The purpose of this article is to describe a dynamic approach for 3-dimensional analyses of facial soft-tissue movements. The method and analysis have numerous applications but, most specifically, are used to assess diagnostic and treatment outcomes of soft-tissue surgery in patients with repaired cleft lip and palate.
The recent focus on smile analysis in orthodontics has heightened the specialty’s desire for dynamic measures to assess facial soft-tissue movements. Currently, the technology exists to record 3-dimensional static facial images, and soon, clinicians will be able to automatically record and quantify animated faces during expressive behaviors in 3 dimensions and add that all-important fourth dimension of time. As part of past and current National Institute of Dental and Craniofacial Research funding (DE013814, DE016964, and DE019742), our research group has developed an approach to objectively quantify 3-dimensional facial movements and measure impairments in facial animations. The animations are mathematically generated based on the patient’s mean movements and are compared with mean, normal noncleft movements. In addition, these mean objective facial movements are independent of the patient’s actual face, where scarring of the upper lip can confound a viewer’s (subjective) assessment of facial movement. A clinician can use the comparative movements to objectively determine the degree of impairment in circumoral movements and the changes with age. This information supplements the clinician’s subjective evaluation of the patient. For the most part, we have used this approach on patients with facial disabilities such as congenital malformations (eg, cleft lip) and dentofacial deformities, but it is applicable to patients with other neuromuscular and acquired facial disorders (eg, facial trauma).

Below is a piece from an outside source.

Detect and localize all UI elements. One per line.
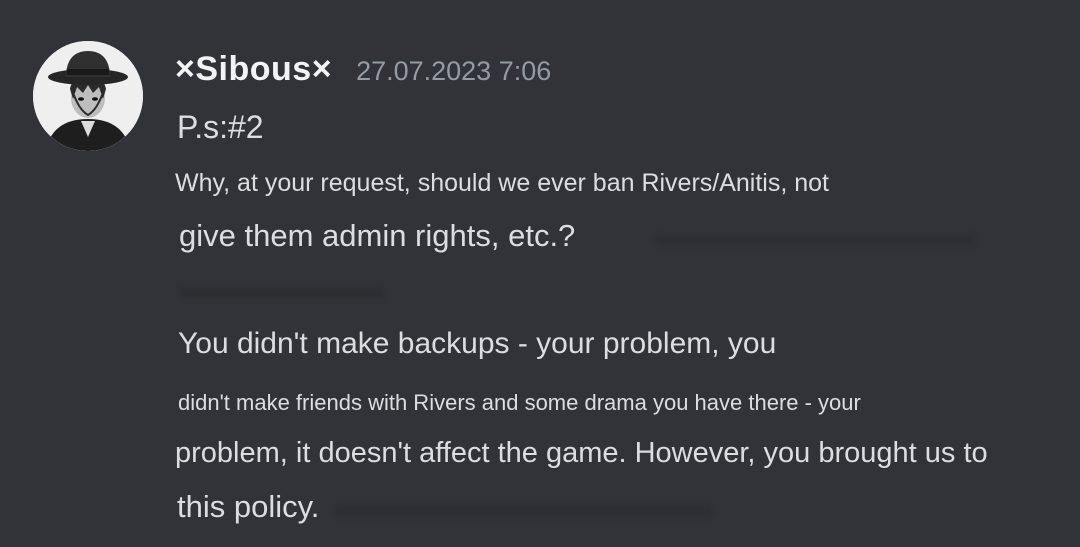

The importance of the approach lies in the fact that facial expressions are an important form of nonverbal communication that influences our interactions with others. Any disorder that impairs facial soft-tissue movements distorts and produces unesthetic animated behaviors that affect nonverbal communications. For example, early in life, there are indications that, because of the facial disability in babies born with a cleft lip and palate, the quality of mother-infant interactions is affected, and parents of these patients report various psychological problems in their children because of their facial appearance. The good news is that for the vast majority of orthodontic patients, a dynamic quantification of facial movements might be excessive. However, for patients with these more severe facial disabilities (eg, cleft lip and palate), this technology and analysis will have a positive impact on the clinician’s diagnosis of facial soft-tissue impairment, surgical treatment planning, and assessment of surgical outcomes.

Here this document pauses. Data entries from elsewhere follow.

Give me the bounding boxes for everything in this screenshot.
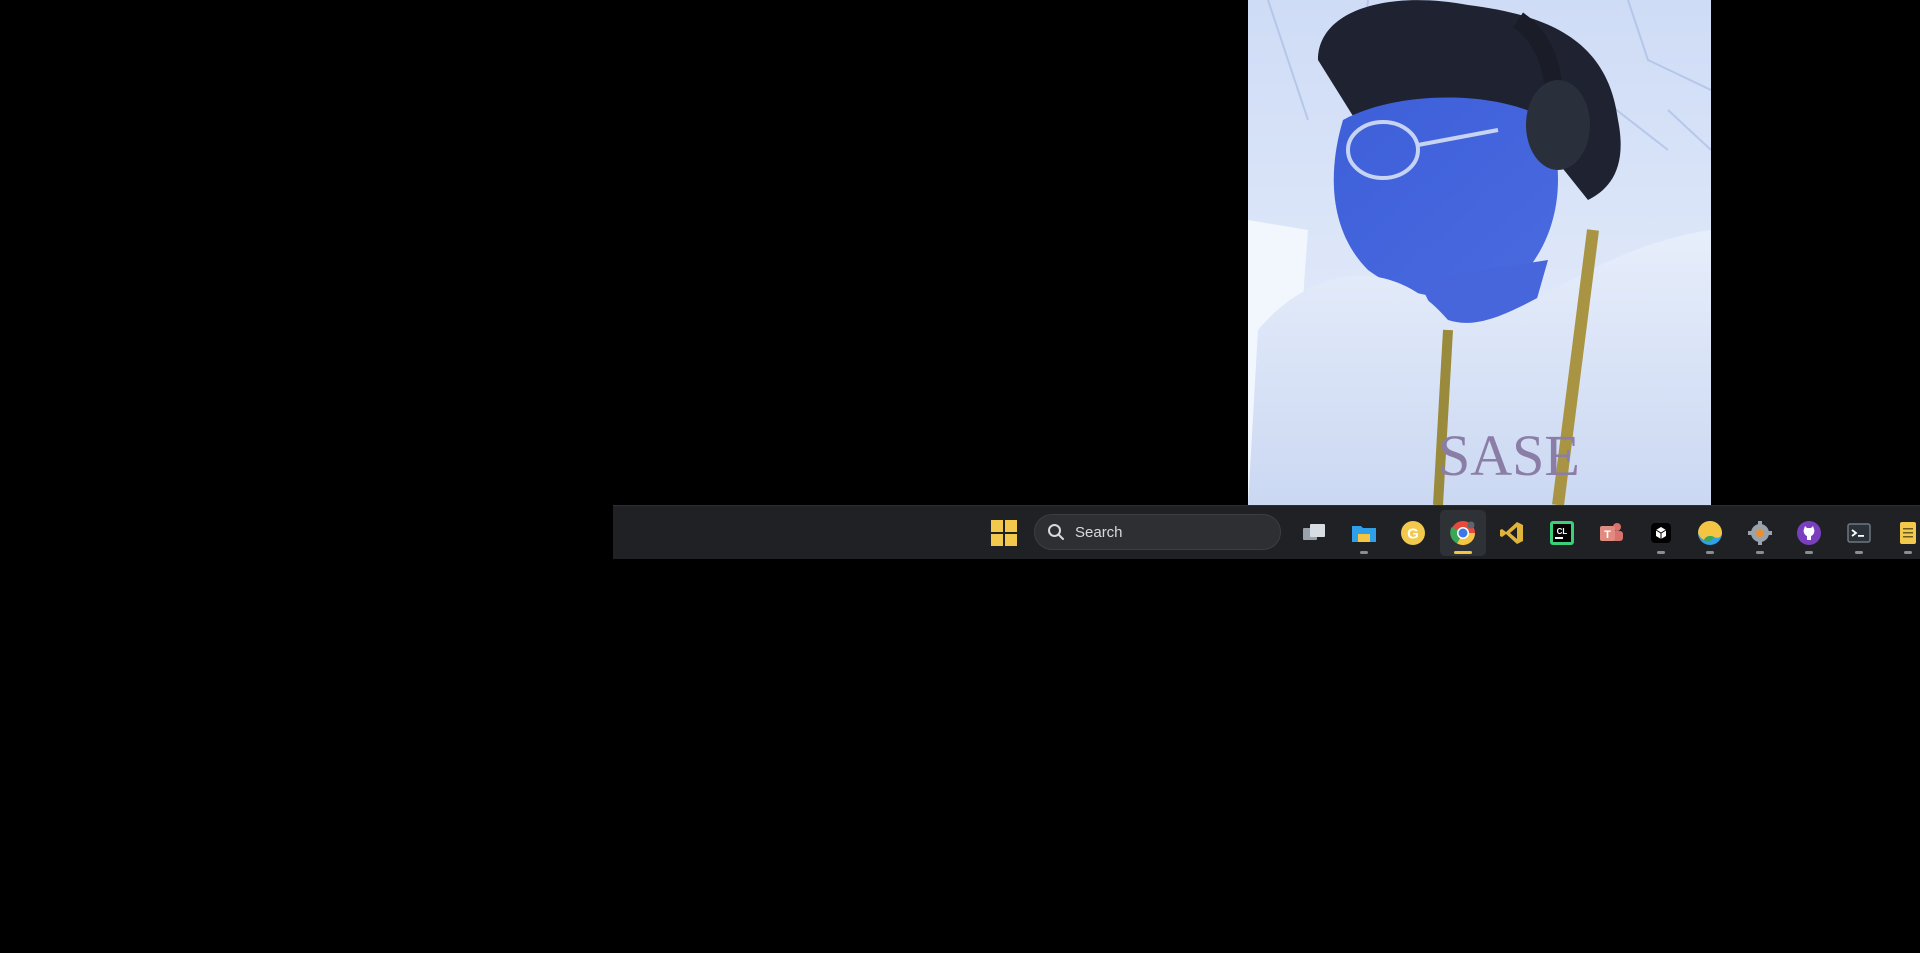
start-button[interactable]: [988, 517, 1020, 549]
running-indicator: [1755, 551, 1764, 554]
webcam-image: SASE: [1248, 0, 1711, 505]
vscode-icon: [1500, 522, 1523, 544]
svg-text:G: G: [1407, 526, 1419, 543]
taskbar-app-notepad[interactable]: [1885, 510, 1920, 556]
svg-text:T: T: [1604, 529, 1611, 541]
webcam-preview: SASE: [1248, 0, 1711, 505]
taskbar-app-terminal[interactable]: [1836, 510, 1882, 556]
taskbar-app-file-explorer[interactable]: [1341, 510, 1387, 556]
box-app-icon: [1650, 523, 1671, 543]
taskbar-apps: G CL T: [1291, 506, 1920, 560]
taskbar-app-teams[interactable]: T: [1588, 510, 1634, 556]
taskbar: Search G CL T: [613, 505, 1920, 559]
search-icon: [1047, 523, 1065, 541]
teams-icon: T: [1600, 523, 1623, 541]
taskbar-app-chrome[interactable]: [1439, 510, 1486, 556]
windows-logo-icon: [991, 520, 1017, 546]
taskbar-app-github[interactable]: [1786, 510, 1832, 556]
task-view-icon: [1303, 524, 1325, 540]
taskbar-search[interactable]: Search: [1034, 514, 1281, 550]
svg-text:CL: CL: [1556, 527, 1567, 536]
search-label: Search: [1075, 523, 1123, 541]
taskbar-app-settings[interactable]: [1737, 510, 1783, 556]
desktop-screen: SASE Search G CL T: [0, 0, 1920, 953]
notepad-icon: [1900, 522, 1916, 544]
github-icon: [1797, 521, 1821, 545]
file-explorer-icon: [1351, 526, 1376, 542]
edge-icon: [1698, 521, 1722, 545]
running-indicator: [1805, 551, 1813, 554]
shirt-text: SASE: [1438, 423, 1580, 488]
clion-icon: CL: [1549, 521, 1574, 545]
taskbar-app-vscode[interactable]: [1489, 510, 1535, 556]
taskbar-app-edge[interactable]: [1687, 510, 1733, 556]
g-app-icon: G: [1401, 521, 1425, 545]
taskbar-app-box[interactable]: [1638, 510, 1684, 556]
taskbar-app-g[interactable]: G: [1390, 510, 1436, 556]
running-indicator: [1656, 551, 1665, 554]
active-indicator: [1453, 551, 1472, 554]
running-indicator: [1706, 551, 1714, 554]
running-indicator: [1904, 551, 1912, 554]
terminal-icon: [1846, 523, 1871, 543]
taskbar-app-clion[interactable]: CL: [1539, 510, 1585, 556]
running-indicator: [1854, 551, 1863, 554]
settings-icon: [1747, 521, 1772, 545]
taskbar-app-task-view[interactable]: [1291, 510, 1337, 556]
chrome-icon: [1449, 521, 1475, 546]
running-indicator: [1359, 551, 1368, 554]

When a child is born with cleft lip and palate ( Fig 1 , A ), the cleft lip is surgically repaired soon after birth ( Fig 1 , B ). Depending on the esthetic outcome of this initial or primary repair, the surgeon might recommend additional lip (revision) surgery later in life ( Fig 1 , C ). The decision for additional lip surgery is heavily influenced by the patient and the parents, and is based mainly on a subjective evaluation of the lips and nose; the dynamic functional capacity of the nasolabial region often is not considered. Studies have shown that subjective assessments are somewhat unreliable. The use of a popular subjective scale, the Asher-McDade ordinal scale, demonstrates that, at best, there is moderate reliability among surgeons. Our own research using subjective scales demonstrated that surgeons tend to agree with themselves when making the decision for additional lip surgery, but they tend to disagree with each other on this same decision.

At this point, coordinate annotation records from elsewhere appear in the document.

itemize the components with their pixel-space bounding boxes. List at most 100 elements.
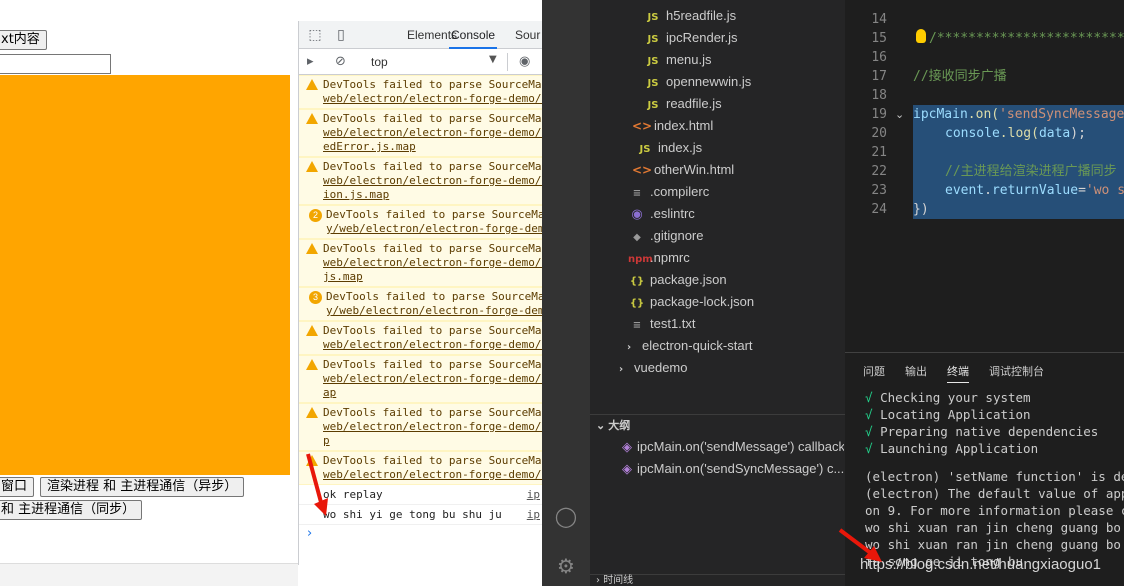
npm-file-icon: npm: [628, 254, 653, 265]
load-text-button[interactable]: xt内容: [0, 30, 47, 50]
warning-icon: [306, 161, 318, 172]
eye-icon[interactable]: ◉: [519, 54, 530, 69]
warning-icon: [306, 79, 318, 90]
source-link[interactable]: web/electron/electron-forge-demo/s: [323, 126, 542, 140]
timeline-header[interactable]: › 时间线: [590, 574, 845, 586]
source-link[interactable]: web/electron/electron-forge-demo/s: [323, 256, 542, 270]
vscode-window: ◯ ⚙ JS h5readfile.js JS ipcRender.js JS menu.…: [542, 0, 1124, 586]
file-item[interactable]: JS h5readfile.js: [644, 5, 737, 27]
file-item[interactable]: JS readfile.js: [644, 93, 722, 115]
console-toolbar: ▸ ⊘ top ▼ ◉: [299, 49, 542, 75]
file-item[interactable]: ◆ .gitignore: [628, 225, 703, 247]
warning-text: DevTools failed to parse SourceMap: [323, 358, 542, 371]
token-data: data: [1038, 126, 1071, 141]
cfg-file-icon: ◆: [633, 232, 641, 243]
fold-chevron-icon[interactable]: ⌄: [895, 105, 904, 124]
file-item[interactable]: npm.npmrc: [628, 247, 690, 269]
account-icon[interactable]: ◯: [554, 504, 578, 528]
inspect-element-icon[interactable]: ⬚: [307, 27, 323, 43]
line-number: 19: [871, 107, 887, 122]
source-link-cont[interactable]: js.map: [323, 270, 542, 284]
code-line-17: //接收同步广播: [913, 69, 1007, 84]
warning-text: DevTools failed to parse SourceMa: [326, 290, 542, 303]
tab-sources[interactable]: Sour: [515, 21, 540, 49]
warning-icon: [306, 325, 318, 336]
context-selector[interactable]: top: [371, 55, 388, 69]
terminal-line: (electron) The default value of app.a: [865, 486, 1124, 501]
terminal-text: Checking your system: [880, 390, 1031, 405]
lightbulb-icon[interactable]: [916, 29, 926, 43]
line-number: 17: [871, 69, 887, 84]
line-number: 23: [871, 183, 887, 198]
tab-debug-console[interactable]: 调试控制台: [989, 363, 1044, 379]
source-link[interactable]: web/electron/electron-forge-demo/s: [323, 174, 542, 188]
warning-icon: [306, 113, 318, 124]
log-source-link[interactable]: ip: [527, 505, 540, 525]
console-warning: DevTools failed to parse SourceMap web/el…: [299, 403, 542, 451]
folder-file-icon: ›: [626, 342, 632, 353]
source-link-cont[interactable]: ion.js.map: [323, 188, 542, 202]
file-item[interactable]: <> index.html: [632, 115, 713, 137]
file-item[interactable]: ≡ test1.txt: [628, 313, 696, 335]
source-link[interactable]: y/web/electron/electron-forge-demo: [326, 304, 542, 318]
text-input[interactable]: [0, 54, 111, 74]
file-item[interactable]: JS opennewwin.js: [644, 71, 752, 93]
js-file-icon: JS: [647, 100, 659, 111]
sidebar-toggle-icon[interactable]: ▸: [307, 54, 314, 69]
folder-item[interactable]: › vuedemo: [612, 357, 688, 379]
file-item[interactable]: JS menu.js: [644, 49, 712, 71]
outline-item[interactable]: ◈ ipcMain.on('sendSyncMessage') c...: [622, 458, 844, 480]
file-item[interactable]: <> otherWin.html: [632, 159, 734, 181]
file-item[interactable]: {} package-lock.json: [628, 291, 754, 313]
clear-console-icon[interactable]: ⊘: [335, 54, 346, 69]
source-link[interactable]: web/electron/electron-forge-demo/s: [323, 338, 542, 352]
source-link[interactable]: web/electron/electron-forge-demo/s: [323, 92, 542, 106]
terminal-line: wo shi xuan ran jin cheng guang bo sh: [865, 520, 1124, 535]
tab-terminal[interactable]: 终端: [947, 363, 969, 383]
check-mark-icon: √: [865, 390, 873, 405]
source-link-cont[interactable]: p: [323, 434, 542, 448]
source-link[interactable]: web/electron/electron-forge-demo/s: [323, 468, 542, 482]
warning-text: DevTools failed to parse SourceMap: [323, 78, 542, 91]
async-ipc-button[interactable]: 渲染进程 和 主进程通信（异步）: [40, 477, 245, 497]
file-name: otherWin.html: [654, 162, 735, 177]
console-warning: DevTools failed to parse SourceMap web/el…: [299, 355, 542, 403]
token-string: 'wo sh: [1085, 183, 1124, 198]
warning-text: DevTools failed to parse SourceMap: [323, 160, 542, 173]
file-name: .eslintrc: [650, 206, 695, 221]
source-link-cont[interactable]: ap: [323, 386, 542, 400]
file-item[interactable]: JS index.js: [636, 137, 703, 159]
file-name: menu.js: [666, 52, 712, 67]
file-item[interactable]: {} package.json: [628, 269, 727, 291]
source-link[interactable]: web/electron/electron-forge-demo/s: [323, 372, 542, 386]
electron-app-window: xt内容 窗口 渲染进程 和 主进程通信（异步） 和 主进程通信（同步）: [0, 0, 298, 586]
source-link-cont[interactable]: edError.js.map: [323, 140, 542, 154]
red-arrow-annotation: [838, 528, 882, 562]
warning-text: DevTools failed to parse SourceMa: [326, 208, 542, 221]
device-toolbar-icon[interactable]: ▯: [333, 27, 349, 43]
tab-console[interactable]: Console: [449, 21, 498, 49]
tab-problems[interactable]: 问题: [863, 363, 885, 379]
outline-header[interactable]: ⌄ 大纲: [590, 414, 845, 436]
outline-item[interactable]: ◈ ipcMain.on('sendMessage') callback: [622, 436, 844, 458]
chevron-down-icon[interactable]: ▼: [489, 54, 497, 65]
gear-icon[interactable]: ⚙: [554, 554, 578, 578]
code-editor[interactable]: 14 15 16 17 18 19 20 21 22 23 24 /****************…: [845, 0, 1124, 352]
eslint-file-icon: ◉: [631, 207, 643, 222]
log-source-link[interactable]: ip: [527, 485, 540, 505]
token-close: );: [1070, 126, 1086, 141]
tab-output[interactable]: 输出: [905, 363, 927, 379]
console-prompt[interactable]: ›: [299, 525, 542, 545]
source-link[interactable]: y/web/electron/electron-forge-demo: [326, 222, 542, 236]
file-item[interactable]: ◉ .eslintrc: [628, 203, 695, 225]
file-name: index.js: [658, 140, 703, 155]
open-window-button[interactable]: 窗口: [0, 477, 35, 497]
file-name: ipcRender.js: [666, 30, 738, 45]
source-link[interactable]: web/electron/electron-forge-demo/s: [323, 420, 542, 434]
warning-icon: [306, 243, 318, 254]
html-file-icon: <>: [632, 163, 653, 177]
file-item[interactable]: JS ipcRender.js: [644, 27, 738, 49]
sync-ipc-button[interactable]: 和 主进程通信（同步）: [0, 500, 143, 520]
folder-item[interactable]: › electron-quick-start: [620, 335, 753, 357]
file-item[interactable]: ≡ .compilerc: [628, 181, 709, 203]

The method presented in this article is not based on a subjective scale but on an objective measure. The more important issue with this measure is whether surgeons can use the diagnostic information obtained to modify and tailor their surgeries to meet a patient’s individual needs. Thus, it is recommended that, when formulating treatment plans for, and assessing the outcomes of facial soft-tissue surgery, a true quantification of facial movements should be used to complement the clinician’s subjective assessments. A further important benefit is that the diagnostic findings—the mean animation comparisons—can be viewed by the parents or the patient during the normal consent process to highlight the impairments before surgery as well as the outcomes after the surgery.
Material and methods
This approach consists of data acquisition instruments and statistical analyses.
Data acquisition instrument
Facial movement data are acquired by using a motion analysis system (Motion Analysis; Motion Analysis Corporation, Santa Rosa, Calif). The system tracks retro-reflective markers only secured to specific landmarks on a patient’s face. Patients are asked to perform a sequence of repeated (5 times) maximum facial animations ( Fig 2 ): smile, lip purse, cheek puff, mouth opening, and grimace. A natural smile also is performed and repeated twice. During each animation, as many as 38 facial hemispherical landmarks (3 mm in size) are tracked in 3 dimensions at a rate of 60 Hz for 4 to 5 seconds.